Nord Quantique is accelerating the path to useful quantum error correction with Boulder Opal
Quantum error correction is a key component of fault-tolerant quantum computation as it counteracts noise, but is itself susceptible to the effects of device imperfections and fluctuations.
Employing Boulder Opal’s closed-loop optimization engine, Nord Quantique successfully demonstrated a quantum error correction protocol that extends the lifetime of their logical qubit over the case without quantum error correction.
Noise is one of the biggest challenges in quantum computing as environmental influences lead to errors that compromise the usefulness of the technology. Quantum error correction (QEC), typically implemented through an iterative cycle of error detection and application of a correction - a special form of closed-loop feedback - makes it possible to fix these errors.
In classical computing, we can simply make copies of a bit, detect errors by majority vote, and correct them. Quantum computing, however, operates under the peculiar laws of quantum mechanics, which prohibit copying information. Therefore, more sophisticated methods are required to redundantly encode a piece of quantum information into what is known as a logical qubit. One way to achieve this, analogous to the classical approach, is to use multiple two-level systems to “smear out” the information in one physical qubit over a composite logical qubit.
But this approach carries a huge penalty - in some estimates you need 100 or even 1,000 physical devices to encode a single logical qubit. This is a very painful penalty when hardware is so scarce. A more resource-efficient approach is to use a single physical system with multiple levels - potentially an infinite number - to encode the data.
Given the complexity of the physics at play, being able to perform closed-loop optimization of a few physically motivated parameters of the quantum error correction protocol with Boulder Opal is very valuable to us.
Dany Lachance-Quirion, VP Quantum Hardware at Nord Quantique
How Nord Quantique is using quantum control to achieve an overall error reduction
The researchers at Nord Quantique have implemented the latter approach with a superconducting cavity in combination with a particularly robust type of encoding, the so-called Gottesman-Kitaev-Preskill (GKP) states. To correct errors in their superconducting device, the Nord Quantique team has focused on autonomous QEC.
In contrast to typical QEC schemes, this method does not rely on measuring and correcting errors. Instead, it stabilizes the qubit by cleverly controlling its environment. While QEC aims to reduce the number of errors and thus protect the quantum information, it also introduces new sources of error due to the additional control required. Therefore, the Nord Quantique team needed to carefully fine-tune the parameters of their QEC protocol to be able to achieve an overall error reduction.
Boulder Opal offers exactly the right tools to meet this challenge. Our quantum control infrastructure software package for research professionals provides different strategies enabling you to design controls for quantum systems. Depending on the level of knowledge you have about the system, you can use model-based or model-free closed-loop optimization to find the best control parameters.

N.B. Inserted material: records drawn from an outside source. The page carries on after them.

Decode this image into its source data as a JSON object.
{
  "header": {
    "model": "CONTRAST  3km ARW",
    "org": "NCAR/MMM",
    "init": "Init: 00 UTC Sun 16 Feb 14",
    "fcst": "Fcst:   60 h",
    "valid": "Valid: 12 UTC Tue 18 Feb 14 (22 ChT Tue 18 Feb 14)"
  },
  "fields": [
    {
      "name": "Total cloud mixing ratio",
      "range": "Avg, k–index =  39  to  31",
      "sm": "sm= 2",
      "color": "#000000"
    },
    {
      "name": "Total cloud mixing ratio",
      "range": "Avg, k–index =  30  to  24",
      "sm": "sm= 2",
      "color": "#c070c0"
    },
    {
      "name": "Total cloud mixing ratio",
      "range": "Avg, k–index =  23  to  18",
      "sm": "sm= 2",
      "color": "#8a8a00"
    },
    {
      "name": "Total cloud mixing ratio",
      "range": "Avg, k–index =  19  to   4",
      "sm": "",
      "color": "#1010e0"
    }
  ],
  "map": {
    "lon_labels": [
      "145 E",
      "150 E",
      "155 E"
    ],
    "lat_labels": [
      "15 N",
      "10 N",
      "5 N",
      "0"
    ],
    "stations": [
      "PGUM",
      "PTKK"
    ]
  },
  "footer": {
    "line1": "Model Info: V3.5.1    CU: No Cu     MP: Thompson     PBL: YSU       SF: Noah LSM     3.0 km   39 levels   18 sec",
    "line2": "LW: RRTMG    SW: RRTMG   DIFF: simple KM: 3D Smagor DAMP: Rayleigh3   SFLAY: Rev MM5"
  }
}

Enabling of quantum error correction protocols with closed-loop optimization
In closed-loop experimental optimization, the optimizer interacts directly with the experimental hardware. It evaluates the cost function based on measurements and iteratively modifies the candidate solutions to identify the best set of parameters. Since there is always some source of noise or imperfection in the experiment beyond what can be captured by a model of the system, it is usually a good strategy to start with model-based optimization and then refine the parameters using closed-loop optimization.
The Nord Quantique team employed Boulder Opal’s closed-loop optimization engine at two levels for their QEC experiment. First, they designed the pulses used to control the logical qubit directly on the hardware. In particular, they fine-tuned the parameters for the gates that are most sensitive to noise, called echoed conditional displacements (ECDs). With Q-CTRL’s GaussianProcess closed-loop optimizer, the Nord Quantique team determined the optimal pulses to realize ECDs in their system, laying the foundation for a reliable execution of the QEC protocol.

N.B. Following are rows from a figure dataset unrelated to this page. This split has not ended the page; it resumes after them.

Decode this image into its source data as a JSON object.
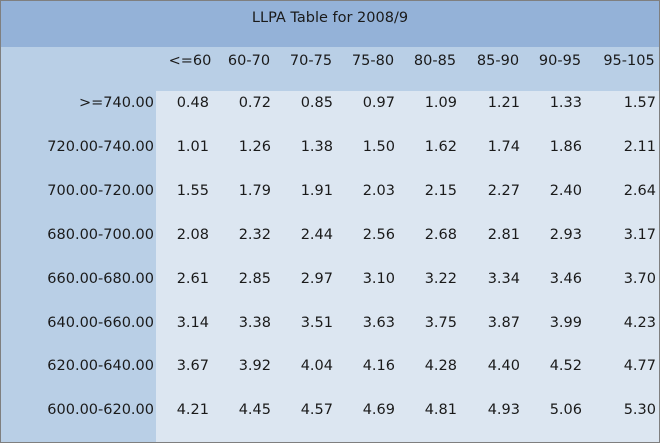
{
  "chart_data": {
    "type": "table",
    "title": "LLPA Table for 2008/9",
    "columns": [
      "<=60",
      "60-70",
      "70-75",
      "75-80",
      "80-85",
      "85-90",
      "90-95",
      "95-105"
    ],
    "rows": [
      {
        "label": ">=740.00",
        "values": [
          "0.48",
          "0.72",
          "0.85",
          "0.97",
          "1.09",
          "1.21",
          "1.33",
          "1.57"
        ]
      },
      {
        "label": "720.00-740.00",
        "values": [
          "1.01",
          "1.26",
          "1.38",
          "1.50",
          "1.62",
          "1.74",
          "1.86",
          "2.11"
        ]
      },
      {
        "label": "700.00-720.00",
        "values": [
          "1.55",
          "1.79",
          "1.91",
          "2.03",
          "2.15",
          "2.27",
          "2.40",
          "2.64"
        ]
      },
      {
        "label": "680.00-700.00",
        "values": [
          "2.08",
          "2.32",
          "2.44",
          "2.56",
          "2.68",
          "2.81",
          "2.93",
          "3.17"
        ]
      },
      {
        "label": "660.00-680.00",
        "values": [
          "2.61",
          "2.85",
          "2.97",
          "3.10",
          "3.22",
          "3.34",
          "3.46",
          "3.70"
        ]
      },
      {
        "label": "640.00-660.00",
        "values": [
          "3.14",
          "3.38",
          "3.51",
          "3.63",
          "3.75",
          "3.87",
          "3.99",
          "4.23"
        ]
      },
      {
        "label": "620.00-640.00",
        "values": [
          "3.67",
          "3.92",
          "4.04",
          "4.16",
          "4.28",
          "4.40",
          "4.52",
          "4.77"
        ]
      },
      {
        "label": "600.00-620.00",
        "values": [
          "4.21",
          "4.45",
          "4.57",
          "4.69",
          "4.81",
          "4.93",
          "5.06",
          "5.30"
        ]
      }
    ]
  },
  "colors": {
    "title_band": "#94b2d8",
    "header_band": "#b9cfe6",
    "body_fill": "#dce6f1",
    "frame_border": "#7f7f7f",
    "text": "#1a1a1a"
  }
}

When performing QEC with the optimized gates and default protocol parameters, the Nord Quantique team observed that errors were corrected at approximately the same rate as they were generated by the protocol. The full potential of the QEC approach was realized when, in addition to optimizing the pulse parameters, the team used our tools to fine-tune the parameters that define the QEC protocol itself. With Boulder Opal’s GaussianProcess closed-loop optimizer, they found optimized protocol parameters that differed significantly from the default values.
By combining the optimized gates with the optimized QEC protocol, the team was able to demonstrate an effective error reduction through their autonomous QEC routine. They measured how long the autonomously stabilized logical qubit survived before accumulating error beyond a target level. The application of the optimized protocol increased this logical qubit lifetime by 14% over the scenario without QEC and by 15% over the default protocol!
This is one of the first experiments showing a net improvement from the use of QEC. We’re thrilled to support experiments such as this, paving the way to fault-tolerant quantum computing by combining the best of error suppression and QEC.